Bajaba un frío helado por la ladera con el viento de compañero, los dos contra el fugitivo, empujando con rabia su cuerpo aún asustado. El lugar que  iba a salvar de una paliza mortal a Marcial, estaba escondido bajo un saliente de la ladera norte que había descubierto cuando su vida estaba en el campo con Lula. Cuando llegó, el Sol empezaba a ocultarse y se adentró en una profunda cueva alumbrándose con un pequeño encendedor. Hacía frío y olía a humedad vieja. Derrotado se acurrucó en el fondo, se subió el cuello de la chaqueta y se durmió. Por la mañana estaba machacado, y allí se quedó en la penumbra chupando ramitas de hinojo y fumando picadura de tabaco. Pasó el día dormitando, pensando en Lula, en su piel tamizada de harina, tan natural que debajo de su vestimenta no solía llevar ropa interior, se sentía tan libre y despreocupada que lo seducía hasta los límites de su energía.
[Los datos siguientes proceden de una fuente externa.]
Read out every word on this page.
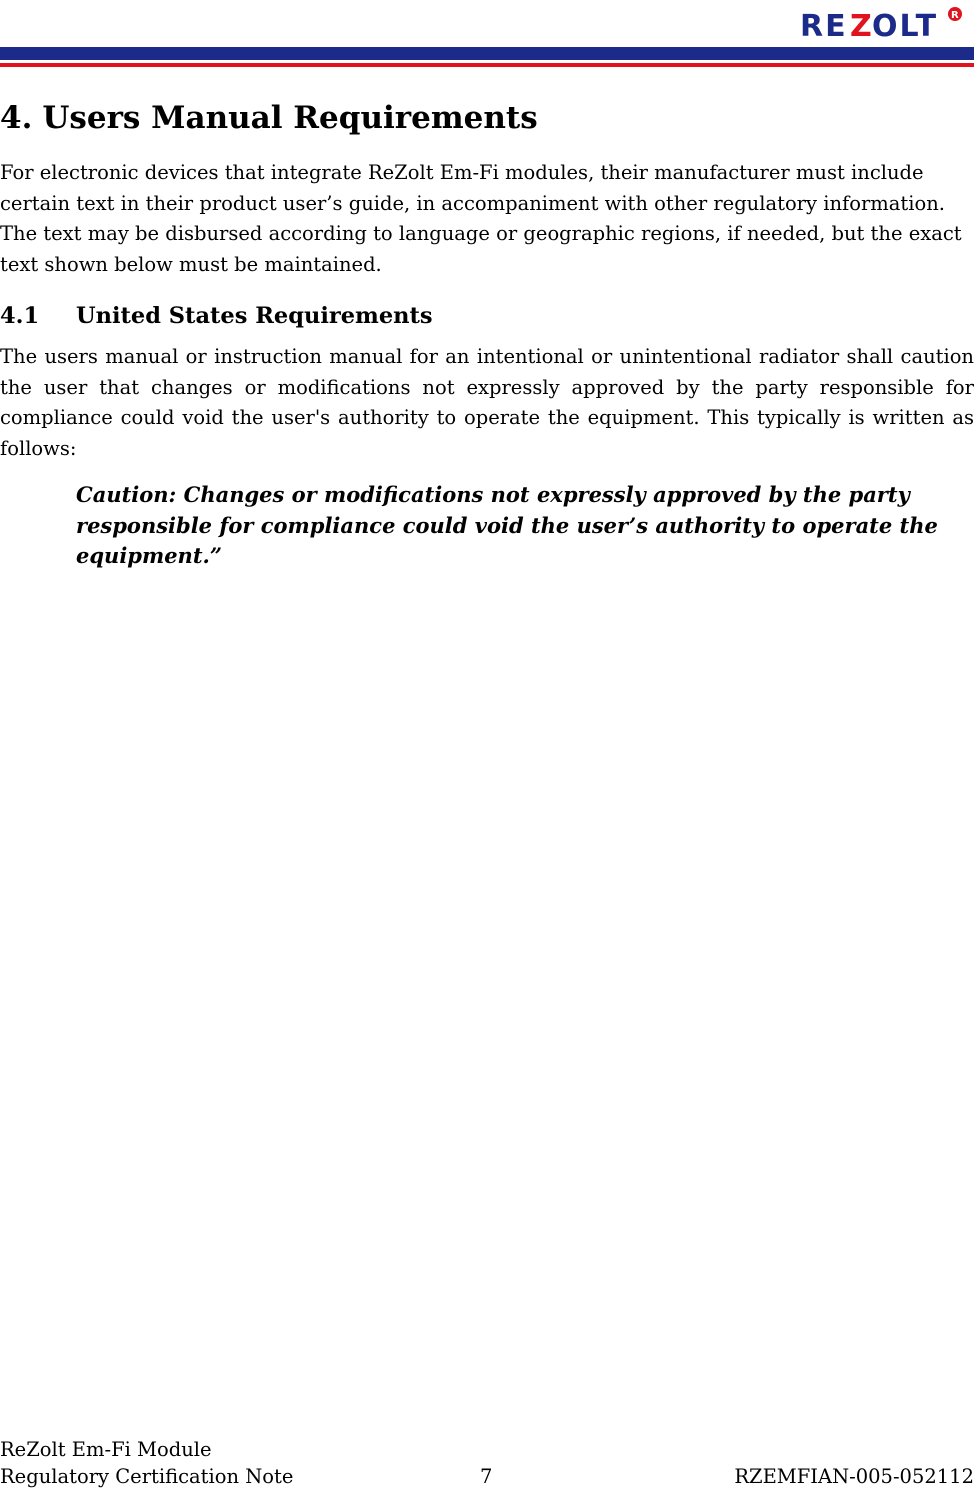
RE Z OLT R
4. Users Manual Requirements

For electronic devices that integrate ReZolt Em-Fi modules, their manufacturer must include certain text in their product user’s guide, in accompaniment with other regulatory information. The text may be disbursed according to language or geographic regions, if needed, but the exact text shown below must be maintained.

4.1 United States Requirements

The users manual or instruction manual for an intentional or unintentional radiator shall caution the user that changes or modifications not expressly approved by the party responsible for compliance could void the user's authority to operate the equipment. This typically is written as follows:

Caution: Changes or modifications not expressly approved by the party responsible for compliance could void the user’s authority to operate the equipment.”

ReZolt Em-Fi Module
Regulatory Certification Note	7	RZEMFIAN-005-052112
Pasados cinco días o quizás una semana, se atrevió a salir. Sus tripas rebuznaban y los labios secos y rajados ardían al Sol. Cuando se hubo adaptado a la luz emprendió el camino ladera abajo. El viento y el frío le dieron tregua. Sentía mucha angustia ¿Lo estarían buscando?

Con movimientos asustados y escondiéndose tras cualquier objeto, pared o medios de transporte, llegó hasta la puerta de su casa. Tras el emotivo recibimiento de su familia arrastró su cuerpo hasta el baño y se dispuso a sumergirse en el agua limpia y caliente, pero antes se miró en el espejo, como le había indicado Lula que hiciera, pudiendo observar que el pelo había perdido toda su pigmentación.

Nunca lo buscaron. Y se quedó con los cabellos blancos, testimonio del terror que sufrió en unos tiempos en que reunirse estaba prohibido.